Les fractures dues à la violence en pente descendante? Résultats encourageants d’un hôpital pédiatrique états-unien

Date de publication: 
09/05/2007
Source: 

Leventhal, J.M., Larson, I.A., Abdoo, D., Singaracharlu, S. & al. (2007). Are abusive fractures in young children becoming less common? Changes over 24 years. Child Abuse & Neglect, 33(3), 311-322.

Revu par: 
Jules Lajoie
Nico Trocmé
Résumé: 

Cette étude a examiné les tendances des fractures dues à la violence chez des enfants âgés de moins de 36 mois évalués à l’Hôpital pour enfants de Yale-New Haven (Connecticut) entre 1979 et 2002. Après avoir révisé les résumés de dossiers médicaux et radiographies, deux cliniciens (dont un expert en violence faite aux enfants) et deux radiologues pédiatres ont chacun estimé la probabilité d’abus en utilisant des critères explicites et une échelle à sept points qui s’échelonnait de « définitivement avec violence » à « définitivement blessure accidentelle ». La proportion des cas considérés avec abus a ensuite été comparée selon différentes périodes de temps, et les rapports de cotes ajustés ont été calculés par régression logistique.
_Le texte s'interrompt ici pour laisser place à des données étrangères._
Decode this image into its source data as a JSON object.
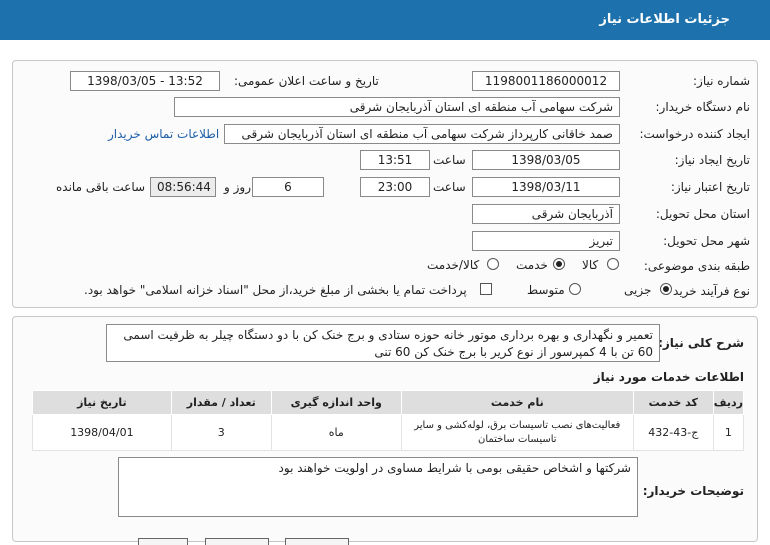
{
  "header": {
    "title": "جزئیات اطلاعات نیاز"
  },
  "form": {
    "need_number_label": "شماره نیاز:",
    "need_number": "1198001186000012",
    "announce_label": "تاریخ و ساعت اعلان عمومی:",
    "announce_value": "1398/03/05 - 13:52",
    "buyer_org_label": "نام دستگاه خریدار:",
    "buyer_org": "شرکت سهامی آب منطقه ای استان آذربایجان شرقی",
    "requester_label": "ایجاد کننده درخواست:",
    "requester": "صمد خاقانی کارپرداز شرکت سهامی آب منطقه ای استان آذربایجان شرقی",
    "contact_link": "اطلاعات تماس خریدار",
    "create_date_label": "تاریخ ایجاد نیاز:",
    "create_date": "1398/03/05",
    "time_label": "ساعت",
    "create_time": "13:51",
    "validity_label": "تاریخ اعتبار نیاز:",
    "validity_date": "1398/03/11",
    "validity_time": "23:00",
    "days": "6",
    "days_label": "روز و",
    "remaining_time": "08:56:44",
    "remaining_label": "ساعت باقی مانده",
    "province_label": "استان محل تحویل:",
    "province": "آذربایجان شرقی",
    "city_label": "شهر محل تحویل:",
    "city": "تبریز",
    "category_label": "طبقه بندی موضوعی:",
    "category_options": [
      "کالا",
      "خدمت",
      "کالا/خدمت"
    ],
    "purchase_type_label": "نوع فرآیند خرید :",
    "purchase_options": [
      "جزیی",
      "متوسط"
    ],
    "payment_note": "پرداخت تمام یا بخشی از مبلغ خرید،از محل \"اسناد خزانه اسلامی\" خواهد بود."
  },
  "summary": {
    "label": "شرح کلی نیاز:",
    "text": "تعمیر و نگهداری و بهره برداری موتور خانه حوزه ستادی و برج خنک کن با دو دستگاه چیلر به ظرفیت اسمی 60 تن با 4 کمپرسور از نوع کریر با برج خنک کن 60 تنی"
  },
  "services": {
    "title": "اطلاعات خدمات مورد نیاز",
    "columns": [
      "ردیف",
      "کد خدمت",
      "نام خدمت",
      "واحد اندازه گیری",
      "تعداد / مقدار",
      "تاریخ نیاز"
    ],
    "rows": [
      [
        "1",
        "ج-43-432",
        "فعالیت‌های نصب تاسیسات برق، لوله‌کشی و سایر تاسیسات ساختمان",
        "ماه",
        "3",
        "1398/04/01"
      ]
    ]
  },
  "buyer_notes": {
    "label": "توضیحات خریدار:",
    "text": "شرکتها و اشخاص حقیقی بومی با شرایط مساوی در اولویت خواهند بود"
  }
}
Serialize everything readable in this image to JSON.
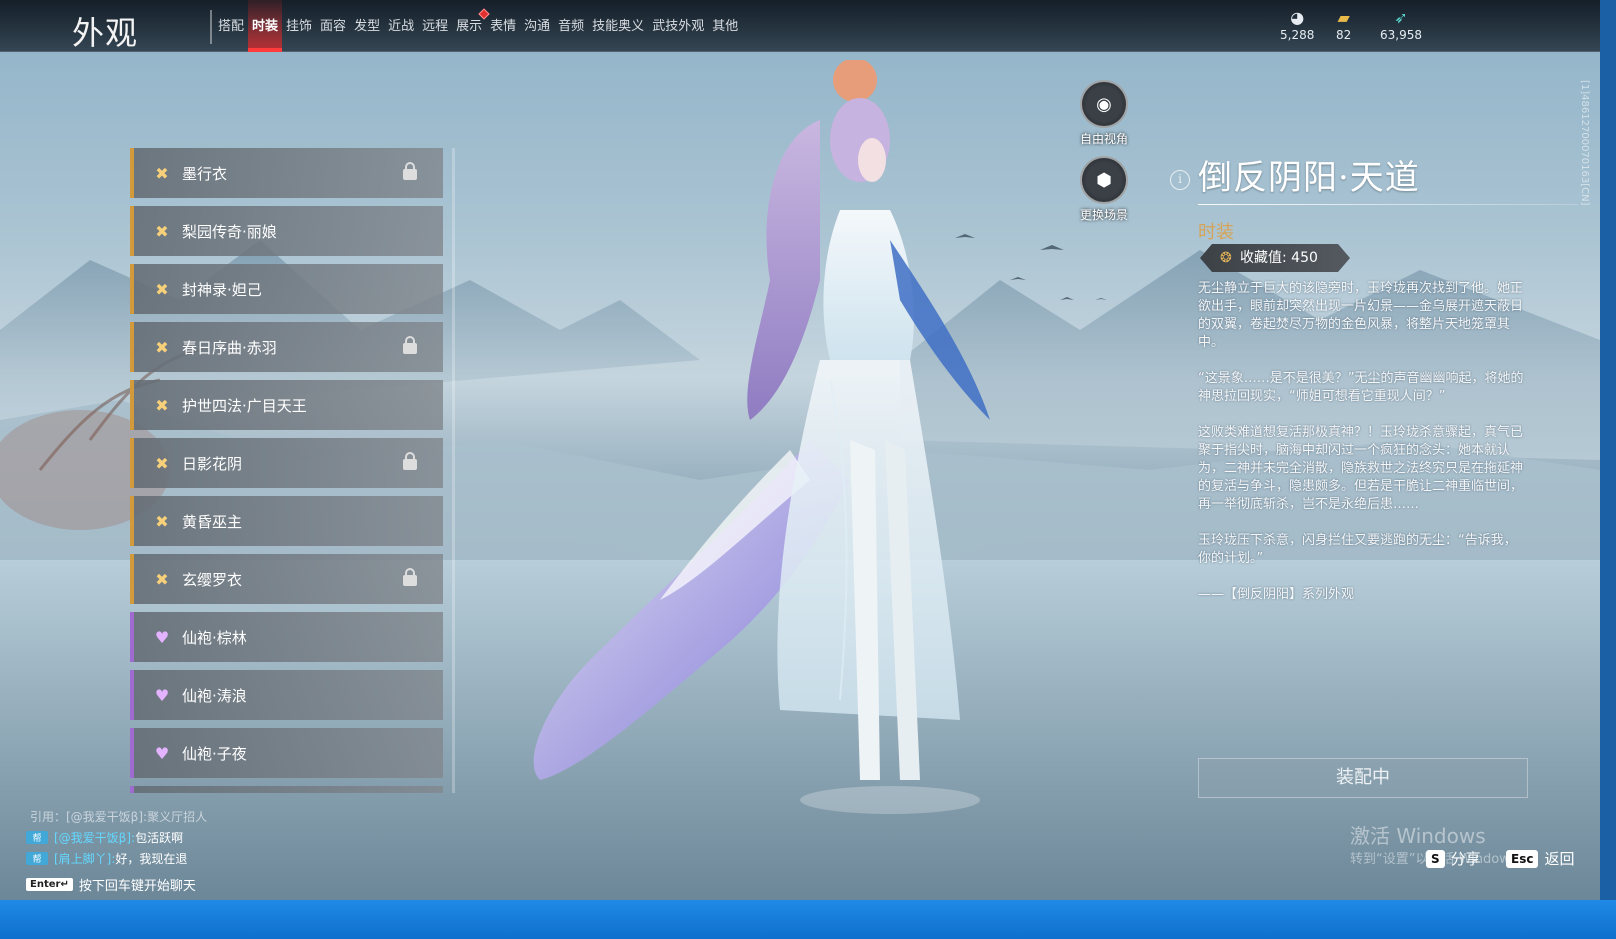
{
  "header": {
    "title": "外观",
    "tabs": [
      "搭配",
      "时装",
      "挂饰",
      "面容",
      "发型",
      "近战",
      "远程",
      "展示",
      "表情",
      "沟通",
      "音频",
      "技能奥义",
      "武技外观",
      "其他"
    ],
    "active_tab": "时装",
    "notify_tab": "展示"
  },
  "currencies": [
    {
      "icon": "mask-currency-icon",
      "value": "5,288"
    },
    {
      "icon": "ticket-currency-icon",
      "value": "82"
    },
    {
      "icon": "feather-currency-icon",
      "value": "63,958"
    }
  ],
  "outfit_list": [
    {
      "label": "墨行衣",
      "rarity": "gold",
      "locked": true
    },
    {
      "label": "梨园传奇·丽娘",
      "rarity": "gold",
      "locked": false
    },
    {
      "label": "封神录·妲己",
      "rarity": "gold",
      "locked": false
    },
    {
      "label": "春日序曲·赤羽",
      "rarity": "gold",
      "locked": true
    },
    {
      "label": "护世四法·广目天王",
      "rarity": "gold",
      "locked": false
    },
    {
      "label": "日影花阴",
      "rarity": "gold",
      "locked": true
    },
    {
      "label": "黄昏巫主",
      "rarity": "gold",
      "locked": false
    },
    {
      "label": "玄缨罗衣",
      "rarity": "gold",
      "locked": true
    },
    {
      "label": "仙袍·棕林",
      "rarity": "purple",
      "locked": false
    },
    {
      "label": "仙袍·涛浪",
      "rarity": "purple",
      "locked": false
    },
    {
      "label": "仙袍·子夜",
      "rarity": "purple",
      "locked": false
    }
  ],
  "controls": {
    "free_view_label": "自由视角",
    "change_scene_label": "更换场景"
  },
  "detail": {
    "name": "倒反阴阳·天道",
    "category": "时装",
    "collect_label": "收藏值: 450",
    "paragraphs": [
      "无尘静立于巨大的该隐旁时，玉玲珑再次找到了他。她正欲出手，眼前却突然出现一片幻景——金乌展开遮天蔽日的双翼，卷起焚尽万物的金色风暴，将整片天地笼罩其中。",
      "“这景象……是不是很美？”无尘的声音幽幽响起，将她的神思拉回现实，“师姐可想看它重现人间？”",
      "这败类难道想复活那极真神？！玉玲珑杀意骤起，真气已聚于指尖时，脑海中却闪过一个疯狂的念头：她本就认为，二神并未完全消散，隐族救世之法终究只是在拖延神的复活与争斗，隐患颇多。但若是干脆让二神重临世间，再一举彻底斩杀，岂不是永绝后患……",
      "玉玲珑压下杀意，闪身拦住又要逃跑的无尘：“告诉我，你的计划。”",
      "——【倒反阴阳】系列外观"
    ],
    "equip_label": "装配中"
  },
  "chat": {
    "quote": "引用：[@我爱干饭β]:聚义厅招人",
    "messages": [
      {
        "name": "[@我爱干饭β]:",
        "text": "包活跃啊"
      },
      {
        "name": "[肩上脚丫]:",
        "text": "好，我现在退"
      }
    ],
    "enter_key": "Enter↵",
    "enter_hint": "按下回车键开始聊天"
  },
  "footer": {
    "watermark": "激活 Windows",
    "watermark_sub": "转到“设置”以激活 Windows。",
    "share_key": "S",
    "share_label": "分享",
    "back_key": "Esc",
    "back_label": "返回",
    "side_id": "[1]48612700070163[CN]"
  },
  "colors": {
    "active_tab": "#ff3b3b",
    "gold_rarity": "#d39a3b",
    "purple_rarity": "#a06bd1",
    "category": "#d6a458",
    "chat_name": "#64d8ff"
  }
}
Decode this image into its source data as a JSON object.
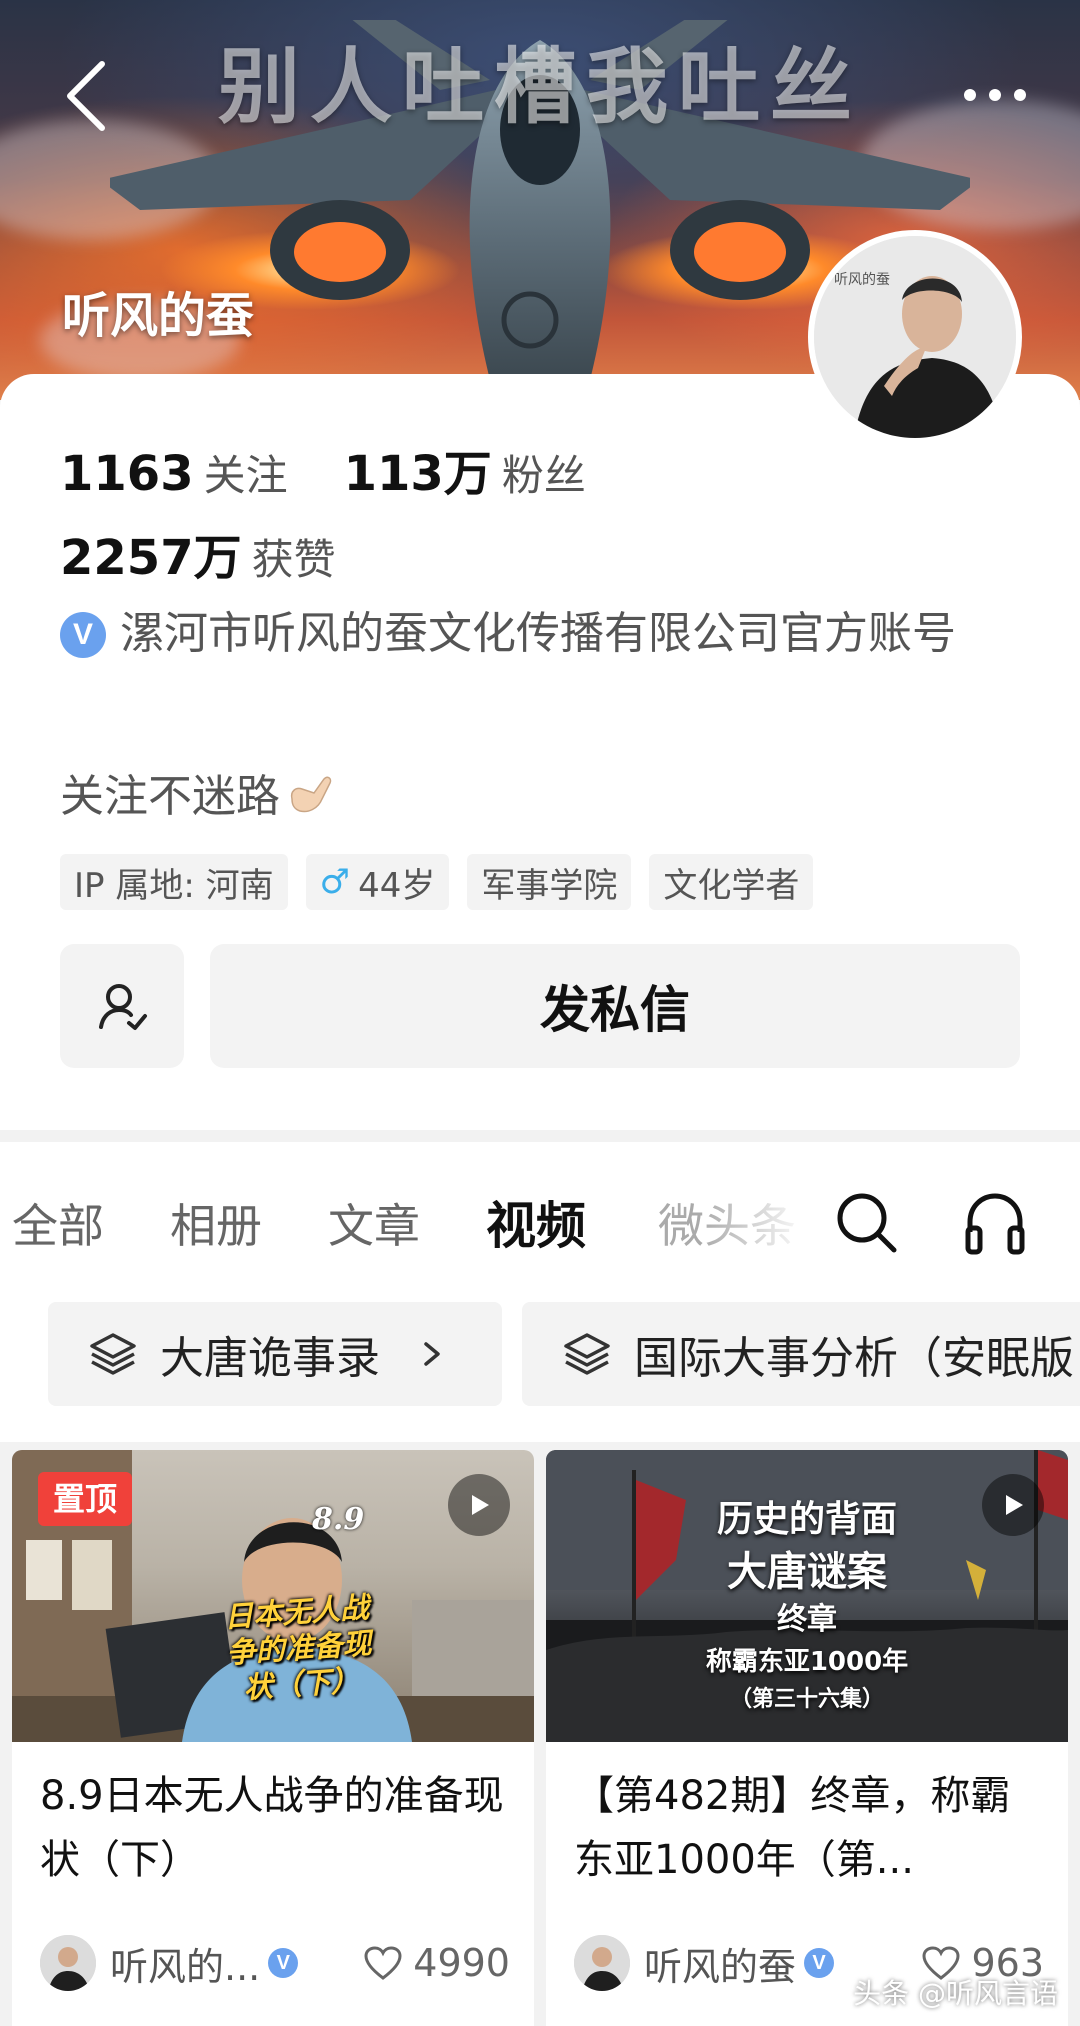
{
  "banner": {
    "headline": "别人吐槽我吐丝",
    "profile_name": "听风的蚕"
  },
  "stats": {
    "following_count": "1163",
    "following_label": "关注",
    "followers_count": "113万",
    "followers_label": "粉丝",
    "likes_count": "2257万",
    "likes_label": "获赞"
  },
  "verification": {
    "badge": "V",
    "text": "漯河市听风的蚕文化传播有限公司官方账号"
  },
  "bio": "关注不迷路",
  "tags": {
    "ip": "IP 属地: 河南",
    "age_symbol": "♂",
    "age": "44岁",
    "school": "军事学院",
    "role": "文化学者"
  },
  "actions": {
    "dm_label": "发私信"
  },
  "tabs": [
    {
      "label": "全部"
    },
    {
      "label": "相册"
    },
    {
      "label": "文章"
    },
    {
      "label": "视频",
      "active": true
    },
    {
      "label": "微头条"
    }
  ],
  "collections": [
    {
      "label": "大唐诡事录"
    },
    {
      "label": "国际大事分析（安眠版"
    }
  ],
  "videos": [
    {
      "pinned_label": "置顶",
      "thumb_date": "8.9",
      "thumb_caption": "日本无人战争的准备现状（下）",
      "title": "8.9日本无人战争的准备现状（下）",
      "author": "听风的...",
      "likes": "4990"
    },
    {
      "thumb_lines": [
        "历史的背面",
        "大唐谜案",
        "终章",
        "称霸东亚1000年",
        "（第三十六集）"
      ],
      "title": "【第482期】终章，称霸东亚1000年（第...",
      "author": "听风的蚕",
      "likes": "963"
    }
  ],
  "watermark": "头条 @听风言语",
  "colors": {
    "accent_verify": "#6aa1ee",
    "pin_red": "#f0413a",
    "male_blue": "#3aaeea"
  }
}
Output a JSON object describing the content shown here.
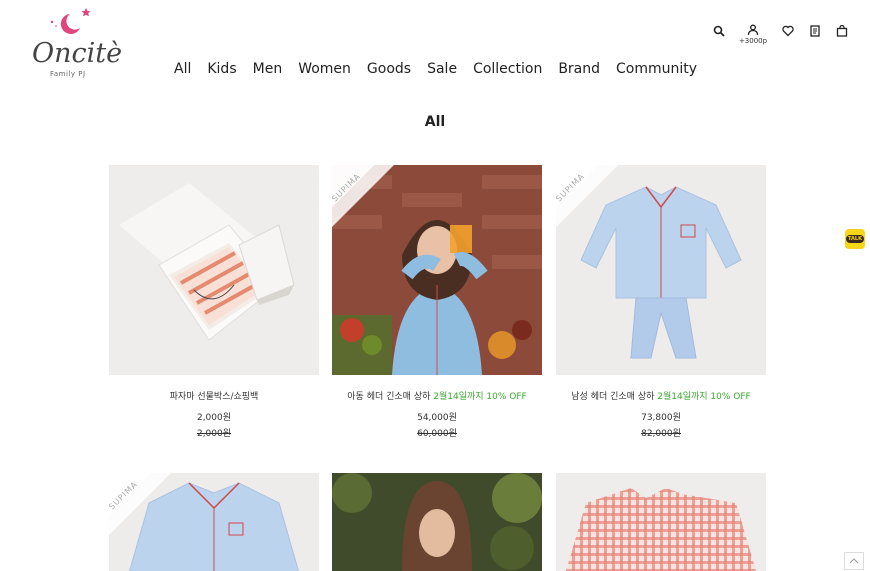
{
  "brand": {
    "name": "Oncitè",
    "tagline": "Family PJ"
  },
  "nav": [
    {
      "label": "All"
    },
    {
      "label": "Kids"
    },
    {
      "label": "Men"
    },
    {
      "label": "Women"
    },
    {
      "label": "Goods"
    },
    {
      "label": "Sale"
    },
    {
      "label": "Collection"
    },
    {
      "label": "Brand"
    },
    {
      "label": "Community"
    }
  ],
  "tools": {
    "search_icon": "search-icon",
    "user_icon": "user-icon",
    "points": "+3000p",
    "wishlist_icon": "heart-icon",
    "orders_icon": "document-icon",
    "cart_icon": "bag-icon"
  },
  "page_title": "All",
  "products": [
    {
      "name": "파자마 선물박스/쇼핑백",
      "promo": "",
      "price": "2,000원",
      "original": "2,000원",
      "badge": ""
    },
    {
      "name": "아동 헤더 긴소매 상하 ",
      "promo": "2월14일까지 10% OFF",
      "price": "54,000원",
      "original": "60,000원",
      "badge": "SUPIMA"
    },
    {
      "name": "남성 헤더 긴소매 상하 ",
      "promo": "2월14일까지 10% OFF",
      "price": "73,800원",
      "original": "82,000원",
      "badge": "SUPIMA"
    },
    {
      "name": "",
      "promo": "",
      "price": "",
      "original": "",
      "badge": "SUPIMA"
    },
    {
      "name": "",
      "promo": "",
      "price": "",
      "original": "",
      "badge": ""
    },
    {
      "name": "",
      "promo": "",
      "price": "",
      "original": "",
      "badge": ""
    }
  ],
  "kakao": {
    "label": "TALK"
  },
  "colors": {
    "promo": "#3aa82e",
    "kakao": "#f7d518",
    "logo_accent": "#e0457b"
  }
}
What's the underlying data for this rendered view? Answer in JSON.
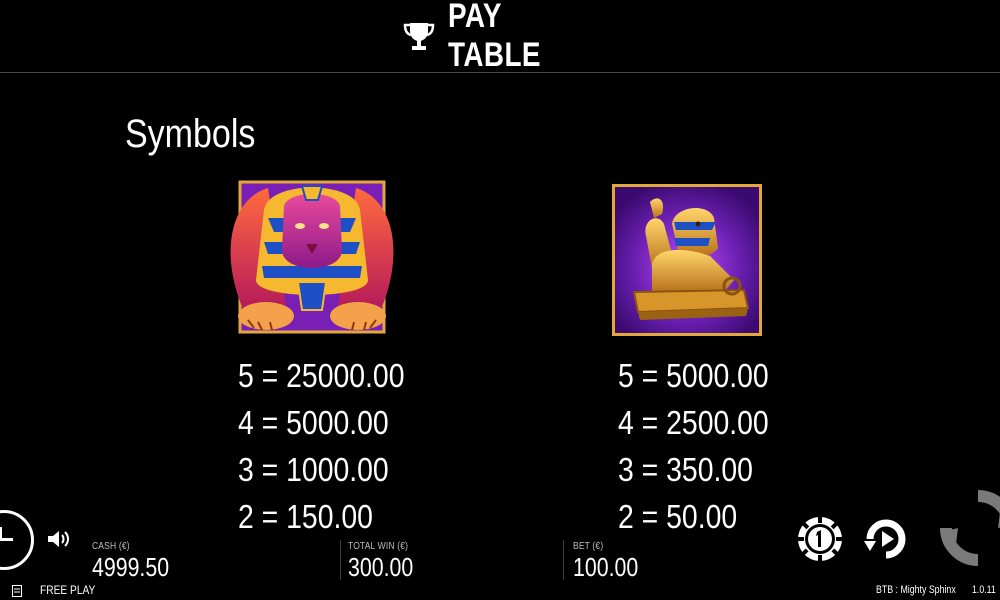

La proportion des cas cotés « avec violence » a donc diminué de 22% de 1979 à 1983 à 10% de 1991 à 2002 (p <.001). Les probabilités qu’un cas donné soit coté « avec violence » ont diminué de plus de 50% lors de cette période. Les auteurs spéculent que cette diminution pourrait être due à une détection rapide améliorée des familles à risque élevé. Bien que ces résultats ne soient limités qu’à un seul hôpital, ils sont assez encourageants pour justifier une recherche de confirmation dans d’autres institutions.

Notes méthodologiques: 

Les données présentées dans cette étude longitudinale proviennent d’un seul hôpital et ne peuvent être généralisées au-delà des résultats spécifiques à cet hôpital. L’étude n’a pas dépisté les fractures soignées dans les hôpitaux non-pédiatriques et ne peut donc pas tenir compte des effets biaisés d’autosélection. Bien qu’il s’agisse d’un examen rétrospectif de cas, les auteurs ont été prudent de s’assurer que tous les dossiers soient cotés indépendamment par les deux cliniciens, et toutes les radiographies et tomodensitométries ont été cotées indépendamment par deux radiologues pédiatres.